The biggest issue surrounding biometric authentication technologies is that once the biometric data has been compromised, there is no way to undo the damage done.
Moreover, the database that stores the reference templates could be hijacked.
If unauthorized access is obtained to this database, the templates could be deleted or replaced.
Furthermore, the attacker could use Trojan Horse attacks to change the behavior of the authentication process, thereby compromising the integrity.
However, it is important to note that biometrics are an extremely convenient method of authenticating oneself.
Therefore, instead of replacing biometric authentication, it would be efficient to have a solution that would improve the current state and make the authentication process much more secure.
It would be ideal to have a solution that not only focuses on enhancing the biometric authentication process, but also focus on possible attacks that could compromise the solution like masquerading attacks and Trojan Horse attacks.

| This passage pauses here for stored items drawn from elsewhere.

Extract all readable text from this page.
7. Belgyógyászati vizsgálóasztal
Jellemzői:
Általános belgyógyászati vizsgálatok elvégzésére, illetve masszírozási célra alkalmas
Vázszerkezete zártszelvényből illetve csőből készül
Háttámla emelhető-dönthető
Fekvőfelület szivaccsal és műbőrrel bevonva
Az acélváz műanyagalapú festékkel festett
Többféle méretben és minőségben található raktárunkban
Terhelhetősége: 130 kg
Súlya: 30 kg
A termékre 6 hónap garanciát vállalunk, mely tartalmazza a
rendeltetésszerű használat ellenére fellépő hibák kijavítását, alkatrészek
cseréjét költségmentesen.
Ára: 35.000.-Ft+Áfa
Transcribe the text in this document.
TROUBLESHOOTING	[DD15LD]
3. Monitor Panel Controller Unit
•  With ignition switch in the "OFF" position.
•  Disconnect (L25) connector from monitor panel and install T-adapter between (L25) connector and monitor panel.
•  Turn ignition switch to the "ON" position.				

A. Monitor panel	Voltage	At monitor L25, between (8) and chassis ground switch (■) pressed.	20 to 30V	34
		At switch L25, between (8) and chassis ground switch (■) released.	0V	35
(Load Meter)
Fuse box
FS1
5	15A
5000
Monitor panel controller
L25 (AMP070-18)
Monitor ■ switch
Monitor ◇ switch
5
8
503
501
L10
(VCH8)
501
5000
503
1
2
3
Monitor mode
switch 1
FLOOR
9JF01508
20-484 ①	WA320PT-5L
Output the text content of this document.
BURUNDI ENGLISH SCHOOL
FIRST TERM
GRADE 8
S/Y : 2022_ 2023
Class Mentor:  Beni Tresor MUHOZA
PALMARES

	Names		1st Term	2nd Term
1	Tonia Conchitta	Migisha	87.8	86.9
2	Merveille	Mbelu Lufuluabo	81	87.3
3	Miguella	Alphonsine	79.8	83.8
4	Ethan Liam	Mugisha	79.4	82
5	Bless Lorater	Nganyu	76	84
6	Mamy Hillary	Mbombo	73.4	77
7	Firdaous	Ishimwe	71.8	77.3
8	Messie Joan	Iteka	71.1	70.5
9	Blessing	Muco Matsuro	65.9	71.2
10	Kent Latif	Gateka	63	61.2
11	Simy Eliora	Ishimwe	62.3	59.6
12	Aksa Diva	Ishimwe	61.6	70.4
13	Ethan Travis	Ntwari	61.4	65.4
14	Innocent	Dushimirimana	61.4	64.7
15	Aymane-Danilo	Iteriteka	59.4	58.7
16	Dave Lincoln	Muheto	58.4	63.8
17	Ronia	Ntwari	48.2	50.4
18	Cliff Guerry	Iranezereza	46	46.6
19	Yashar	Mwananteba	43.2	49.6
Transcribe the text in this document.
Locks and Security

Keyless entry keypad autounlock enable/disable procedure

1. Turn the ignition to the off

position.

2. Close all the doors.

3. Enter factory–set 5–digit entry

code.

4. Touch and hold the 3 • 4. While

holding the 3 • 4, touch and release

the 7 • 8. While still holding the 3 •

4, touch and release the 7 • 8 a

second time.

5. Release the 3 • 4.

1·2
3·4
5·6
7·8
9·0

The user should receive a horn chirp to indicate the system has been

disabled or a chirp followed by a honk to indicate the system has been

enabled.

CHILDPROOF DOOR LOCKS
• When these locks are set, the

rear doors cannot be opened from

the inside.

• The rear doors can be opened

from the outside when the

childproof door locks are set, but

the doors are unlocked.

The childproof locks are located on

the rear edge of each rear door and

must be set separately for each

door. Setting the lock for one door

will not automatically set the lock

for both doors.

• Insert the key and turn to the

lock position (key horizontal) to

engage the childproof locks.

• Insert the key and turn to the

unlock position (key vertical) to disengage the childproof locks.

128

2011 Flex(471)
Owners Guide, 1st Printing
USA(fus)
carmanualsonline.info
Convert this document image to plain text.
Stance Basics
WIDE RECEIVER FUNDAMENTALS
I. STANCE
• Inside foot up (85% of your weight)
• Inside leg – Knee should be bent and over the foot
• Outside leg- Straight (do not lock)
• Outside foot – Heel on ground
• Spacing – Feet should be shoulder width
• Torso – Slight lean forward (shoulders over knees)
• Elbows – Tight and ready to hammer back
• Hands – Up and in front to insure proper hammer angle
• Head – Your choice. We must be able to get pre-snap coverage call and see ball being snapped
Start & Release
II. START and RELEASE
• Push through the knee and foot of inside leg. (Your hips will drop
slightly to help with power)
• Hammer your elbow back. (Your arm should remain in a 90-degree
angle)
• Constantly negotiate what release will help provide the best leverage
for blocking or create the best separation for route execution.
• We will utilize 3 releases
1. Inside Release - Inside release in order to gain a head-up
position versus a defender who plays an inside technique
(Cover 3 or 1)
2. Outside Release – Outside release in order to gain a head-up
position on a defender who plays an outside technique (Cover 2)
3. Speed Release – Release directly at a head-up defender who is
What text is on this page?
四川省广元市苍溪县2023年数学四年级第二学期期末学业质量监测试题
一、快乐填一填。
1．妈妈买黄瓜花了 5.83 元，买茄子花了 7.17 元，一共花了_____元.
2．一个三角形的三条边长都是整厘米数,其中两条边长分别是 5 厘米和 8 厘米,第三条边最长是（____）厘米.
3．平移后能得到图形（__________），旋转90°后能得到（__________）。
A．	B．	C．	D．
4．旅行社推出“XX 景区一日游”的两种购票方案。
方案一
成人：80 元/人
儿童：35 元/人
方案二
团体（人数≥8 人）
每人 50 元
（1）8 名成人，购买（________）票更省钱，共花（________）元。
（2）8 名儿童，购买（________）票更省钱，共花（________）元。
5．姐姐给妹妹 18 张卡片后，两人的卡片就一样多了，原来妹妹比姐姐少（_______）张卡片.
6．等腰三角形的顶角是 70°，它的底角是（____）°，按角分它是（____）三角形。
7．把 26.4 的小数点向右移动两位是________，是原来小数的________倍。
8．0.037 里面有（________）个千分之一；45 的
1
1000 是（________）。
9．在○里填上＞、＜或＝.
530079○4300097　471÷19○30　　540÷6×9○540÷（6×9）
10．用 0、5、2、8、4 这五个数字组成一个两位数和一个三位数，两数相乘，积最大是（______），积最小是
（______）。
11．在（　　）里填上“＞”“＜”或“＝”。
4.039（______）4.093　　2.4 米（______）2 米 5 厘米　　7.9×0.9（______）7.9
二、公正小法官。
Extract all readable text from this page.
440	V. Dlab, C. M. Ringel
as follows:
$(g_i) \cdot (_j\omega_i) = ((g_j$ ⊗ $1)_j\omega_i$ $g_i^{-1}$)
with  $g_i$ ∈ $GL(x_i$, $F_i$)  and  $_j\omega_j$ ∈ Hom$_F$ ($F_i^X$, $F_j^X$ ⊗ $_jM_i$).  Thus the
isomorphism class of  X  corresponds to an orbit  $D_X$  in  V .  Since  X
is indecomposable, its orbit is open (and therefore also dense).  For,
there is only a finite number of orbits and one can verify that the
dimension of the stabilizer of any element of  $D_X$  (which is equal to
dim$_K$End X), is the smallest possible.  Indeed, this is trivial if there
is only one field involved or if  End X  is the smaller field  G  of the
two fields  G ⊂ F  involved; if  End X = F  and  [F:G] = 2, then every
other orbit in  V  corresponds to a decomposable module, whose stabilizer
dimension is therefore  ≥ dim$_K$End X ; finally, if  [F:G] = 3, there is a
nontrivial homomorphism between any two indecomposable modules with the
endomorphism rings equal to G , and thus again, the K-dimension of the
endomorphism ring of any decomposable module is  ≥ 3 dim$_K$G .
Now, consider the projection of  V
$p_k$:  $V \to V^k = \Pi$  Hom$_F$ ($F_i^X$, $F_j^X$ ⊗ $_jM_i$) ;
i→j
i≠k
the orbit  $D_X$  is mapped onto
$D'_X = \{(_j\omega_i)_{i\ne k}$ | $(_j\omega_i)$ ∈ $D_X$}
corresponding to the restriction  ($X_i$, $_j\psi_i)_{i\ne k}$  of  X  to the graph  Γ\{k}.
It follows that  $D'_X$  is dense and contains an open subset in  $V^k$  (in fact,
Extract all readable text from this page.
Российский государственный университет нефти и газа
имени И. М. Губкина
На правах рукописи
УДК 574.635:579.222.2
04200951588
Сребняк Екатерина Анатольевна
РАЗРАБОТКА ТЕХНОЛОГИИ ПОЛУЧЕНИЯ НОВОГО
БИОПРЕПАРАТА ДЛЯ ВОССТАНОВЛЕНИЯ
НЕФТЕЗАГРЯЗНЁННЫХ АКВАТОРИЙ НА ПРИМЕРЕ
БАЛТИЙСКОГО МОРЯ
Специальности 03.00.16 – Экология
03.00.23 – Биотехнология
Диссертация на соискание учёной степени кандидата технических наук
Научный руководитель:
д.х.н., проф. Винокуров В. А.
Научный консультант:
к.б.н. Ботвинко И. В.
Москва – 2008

**Individual Research Questions**
*Shahan A. R. M. (IT18035940)*
How to protect the proposed solution from spoofing / tracing attacks?
*Shamry M. N. M. (IT18123296)*
How to secure biometrics even if it gets compromised?
*M. W. D. S. De Silva (IT18133646)*
How to protect the authentication process from Trojan Horse attacks?
*Karunathilake K. K. H. (IT18152456)*
How to generate a secure biometric authentication process?
**Individual Objectives**
*Shahan A. R. M. (IT18035940)*
To detect and avoid tracing / spoofing attacks made on fingerprint sensor.
*Shamry M. N. M. (IT18123296)*
To securely store minutiae points data.
*M. W. D. S. De Silva (IT18133646)*
To protect the authentication process from Trojan Horse attacks.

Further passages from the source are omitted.